Neben der Datenschutzerklärung muss auch der Verantwortliche weitere Maßnahmen zur Information der Betroffenen ergreifen. So sind sie schon bei der erstmaligen Erhebung der Daten zu informieren (Art. 13 DSGVO). Der Betroffene kann auch aktiv selbst Informationen mittels einer Betroffenenanfrage direkt beim Verantwortlichen einfordern. Solche Anfragen sind innerhalb eines Monats zu beantworten (Art. 12 Abs. 3 DSGVO).

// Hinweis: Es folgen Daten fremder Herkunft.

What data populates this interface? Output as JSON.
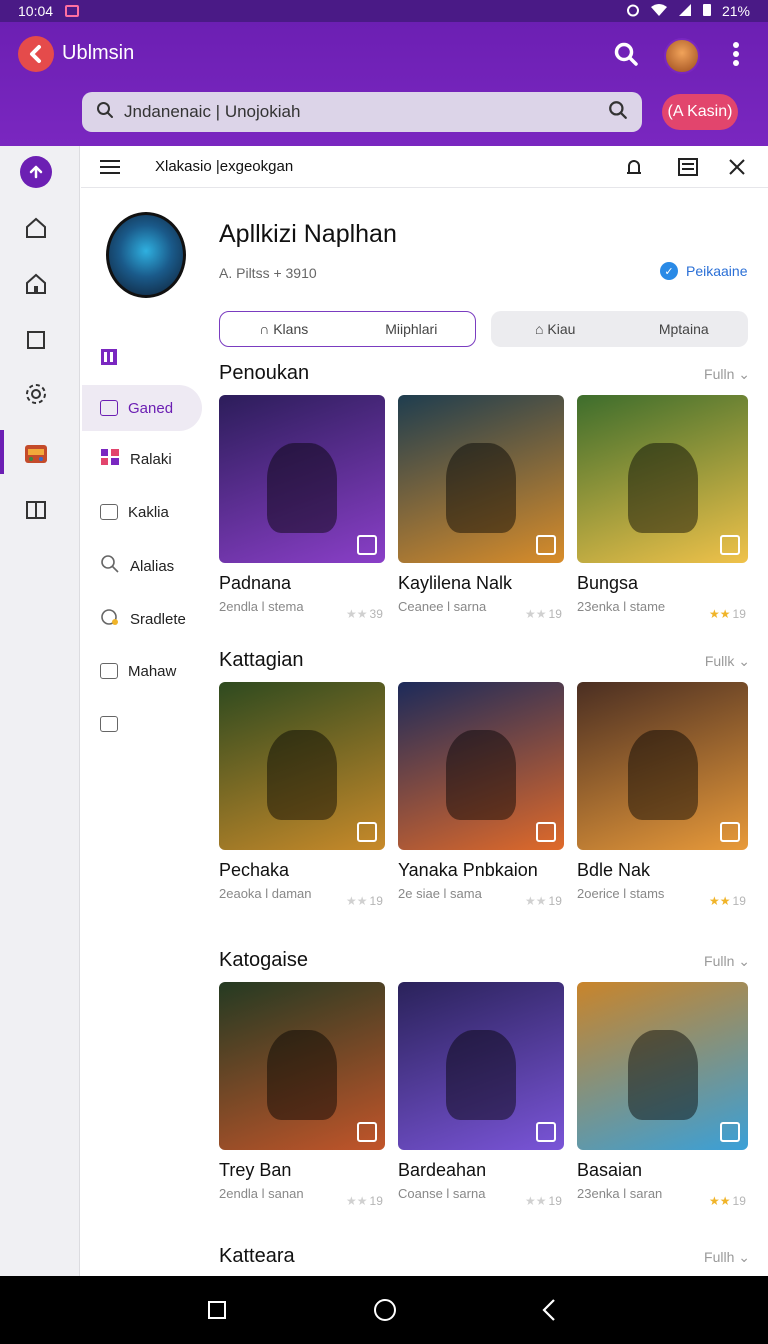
{
  "status_bar": {
    "time": "10:04",
    "battery": "21%"
  },
  "app": {
    "title": "Ublmsin",
    "search_value": "Jndanenaic | Unojokiah",
    "action_button": "(A Kasin)"
  },
  "panel": {
    "title": "Xlakasio |exgeokgan"
  },
  "profile": {
    "name": "Apllkizi Naplhan",
    "meta": "A. Piltss + 3910",
    "verified_label": "Peikaaine"
  },
  "tabs": {
    "outlined": [
      "Klans",
      "Miiphlari"
    ],
    "filled": [
      "Kiau",
      "Mptaina"
    ]
  },
  "subnav": [
    {
      "label": ""
    },
    {
      "label": "Ganed"
    },
    {
      "label": "Ralaki"
    },
    {
      "label": "Kaklia"
    },
    {
      "label": "Alalias"
    },
    {
      "label": "Sradlete"
    },
    {
      "label": "Mahaw"
    },
    {
      "label": ""
    }
  ],
  "sections": [
    {
      "title": "Penoukan",
      "more": "Fulln ⌄",
      "cards": [
        {
          "name": "Padnana",
          "sub": "2endla l stema",
          "rating": "39",
          "star": "dim",
          "bg": [
            "#2c1d5a",
            "#8a3fc8"
          ]
        },
        {
          "name": "Kaylilena Nalk",
          "sub": "Ceanee l sarna",
          "rating": "19",
          "star": "dim",
          "bg": [
            "#1e3d4f",
            "#d98d2a"
          ]
        },
        {
          "name": "Bungsa",
          "sub": "23enka l stame",
          "rating": "19",
          "star": "gold",
          "bg": [
            "#3d6d2c",
            "#f0c24a"
          ]
        }
      ]
    },
    {
      "title": "Kattagian",
      "more": "Fullk ⌄",
      "cards": [
        {
          "name": "Pechaka",
          "sub": "2eaoka l daman",
          "rating": "19",
          "star": "dim",
          "bg": [
            "#2e4a1f",
            "#c88a2a"
          ]
        },
        {
          "name": "Yanaka Pnbkaion",
          "sub": "2e siae l sama",
          "rating": "19",
          "star": "dim",
          "bg": [
            "#1c2a5a",
            "#e06a2a"
          ]
        },
        {
          "name": "Bdle Nak",
          "sub": "2oerice l stams",
          "rating": "19",
          "star": "gold",
          "bg": [
            "#4a2e22",
            "#e89a3a"
          ]
        }
      ]
    },
    {
      "title": "Katogaise",
      "more": "Fulln ⌄",
      "cards": [
        {
          "name": "Trey Ban",
          "sub": "2endla l sanan",
          "rating": "19",
          "star": "dim",
          "bg": [
            "#243a22",
            "#c2552a"
          ]
        },
        {
          "name": "Bardeahan",
          "sub": "Coanse l sarna",
          "rating": "19",
          "star": "dim",
          "bg": [
            "#2a225a",
            "#7a55d8"
          ]
        },
        {
          "name": "Basaian",
          "sub": "23enka l saran",
          "rating": "19",
          "star": "gold",
          "bg": [
            "#c9842a",
            "#3aa0d8"
          ]
        }
      ]
    },
    {
      "title": "Katteara",
      "more": "Fullh ⌄",
      "cards": []
    }
  ]
}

Ein wichtiges Element der Datenschutzdokumentation sind die technischen und organisatorischen Maßnahmen (TOM). In den TOM soll möglichst detailliert beschrieben werden, welche Maßnahmen ein Unternehmen ergreift, um die Einhaltung der Datensicherheit zu gewährleisten.

Außerdem ist eine Datenschutz-Folgenabschätzung Teil der Dokumentation. Diese ist immer dann notwendig, wenn die Datenverarbeitung ein voraussichtlich hohes Risiko für die Rechte und Freiheiten natürlicher Personen zur Folge haben könnte (Art. 35 DSGVO). Das gilt insbesondere, wenn Daten der besonderen Kategorie nach Art. 9 DSGVO verarbeitet werden.

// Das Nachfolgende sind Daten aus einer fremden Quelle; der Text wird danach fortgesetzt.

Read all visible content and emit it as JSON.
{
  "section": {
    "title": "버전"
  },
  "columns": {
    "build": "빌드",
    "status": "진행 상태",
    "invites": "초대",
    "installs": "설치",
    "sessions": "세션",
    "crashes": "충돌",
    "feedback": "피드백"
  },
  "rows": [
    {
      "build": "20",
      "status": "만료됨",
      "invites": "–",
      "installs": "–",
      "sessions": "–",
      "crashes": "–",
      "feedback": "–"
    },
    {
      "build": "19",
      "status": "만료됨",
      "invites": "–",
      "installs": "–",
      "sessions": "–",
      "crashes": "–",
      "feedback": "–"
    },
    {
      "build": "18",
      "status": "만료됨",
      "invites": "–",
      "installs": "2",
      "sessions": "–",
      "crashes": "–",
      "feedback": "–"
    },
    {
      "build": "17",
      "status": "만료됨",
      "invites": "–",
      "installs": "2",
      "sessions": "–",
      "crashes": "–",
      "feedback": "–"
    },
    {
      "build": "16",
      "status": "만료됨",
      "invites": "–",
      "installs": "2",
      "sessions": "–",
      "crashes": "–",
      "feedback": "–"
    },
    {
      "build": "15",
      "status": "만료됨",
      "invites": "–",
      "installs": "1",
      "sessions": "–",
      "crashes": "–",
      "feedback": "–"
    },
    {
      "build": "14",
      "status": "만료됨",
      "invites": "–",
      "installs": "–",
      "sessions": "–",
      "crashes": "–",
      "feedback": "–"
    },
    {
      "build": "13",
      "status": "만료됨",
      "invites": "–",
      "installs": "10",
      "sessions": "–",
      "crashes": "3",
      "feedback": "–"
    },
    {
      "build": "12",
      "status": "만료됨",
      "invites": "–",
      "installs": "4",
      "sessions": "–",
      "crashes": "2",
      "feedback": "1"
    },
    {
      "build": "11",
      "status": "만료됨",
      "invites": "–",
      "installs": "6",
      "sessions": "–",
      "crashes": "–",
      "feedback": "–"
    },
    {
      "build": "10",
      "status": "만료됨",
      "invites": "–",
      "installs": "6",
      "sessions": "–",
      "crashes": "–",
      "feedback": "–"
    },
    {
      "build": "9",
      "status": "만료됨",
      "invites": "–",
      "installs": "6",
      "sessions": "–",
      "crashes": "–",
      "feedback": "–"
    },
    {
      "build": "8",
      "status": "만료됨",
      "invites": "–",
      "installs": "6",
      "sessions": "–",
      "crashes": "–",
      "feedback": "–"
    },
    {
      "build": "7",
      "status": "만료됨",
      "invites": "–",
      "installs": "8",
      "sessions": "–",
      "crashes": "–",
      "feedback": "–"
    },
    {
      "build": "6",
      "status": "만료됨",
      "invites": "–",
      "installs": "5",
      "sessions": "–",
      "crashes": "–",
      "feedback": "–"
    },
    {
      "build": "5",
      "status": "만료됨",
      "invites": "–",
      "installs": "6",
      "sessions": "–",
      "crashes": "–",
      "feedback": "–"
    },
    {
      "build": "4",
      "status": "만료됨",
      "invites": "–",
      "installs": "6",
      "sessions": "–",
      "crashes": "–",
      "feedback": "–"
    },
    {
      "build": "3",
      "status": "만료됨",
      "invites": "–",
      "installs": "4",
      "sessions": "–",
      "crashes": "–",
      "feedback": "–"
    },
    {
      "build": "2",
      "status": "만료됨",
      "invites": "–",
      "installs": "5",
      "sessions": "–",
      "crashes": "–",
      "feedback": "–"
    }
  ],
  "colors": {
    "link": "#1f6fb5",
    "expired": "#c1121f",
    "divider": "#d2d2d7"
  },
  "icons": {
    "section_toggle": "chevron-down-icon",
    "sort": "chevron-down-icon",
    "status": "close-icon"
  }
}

Die DSGVO bringt auch einige Änderungen im Bereich des Personalmanagements mit sich. Die Regeln für rechtmäßige Werbemaßnahmen sind ebenfalls verschärft worden und stellen die Unternehmen nun vor die Herausforderung, ihre Prozesse auf Datenschutzkonformität nach DSGVO und BDSG-neu zu überprüfen und anzupassen.

Unmittelbar anwendbares Recht

Obwohl die Regelungen der DSGVO im Zweifelsfall Vorrang vor den nationalen
Bestimmungen genießen, lässt dieses in Europa zwingend anwendbare Recht dennoch
Spielraum auf nationaler Ebene in Form sogenannter Öffnungsklauseln zu. Diese
erlauben den Mitgliedstaaten, eigene, ergänzende Regelungen zu erlassen. Daher
findet in Deutschland das Bundesdatenschutzgesetz Anwendung neben der
Datenschutz-Grundverordnung.

Um den Datenschutz im Unternehmen DSGVO-konform umzusetzen, müssen
Unternehmen ihre Prozesse hinsichtlich des Datenschutzes überprüfen, geeignete
Maßnahmen treffen und auch einige technische und organisatorische Instrumente
einführen.

In jedem Fall steht fest, dass die DSGVO einiges an Arbeit für Unternehmen
bereithält. Als Wegweiser in Bezug auf die neue Rechtslage empfiehlt es sich,
den Rat eines Datenschutzbeauftragten einzuholen.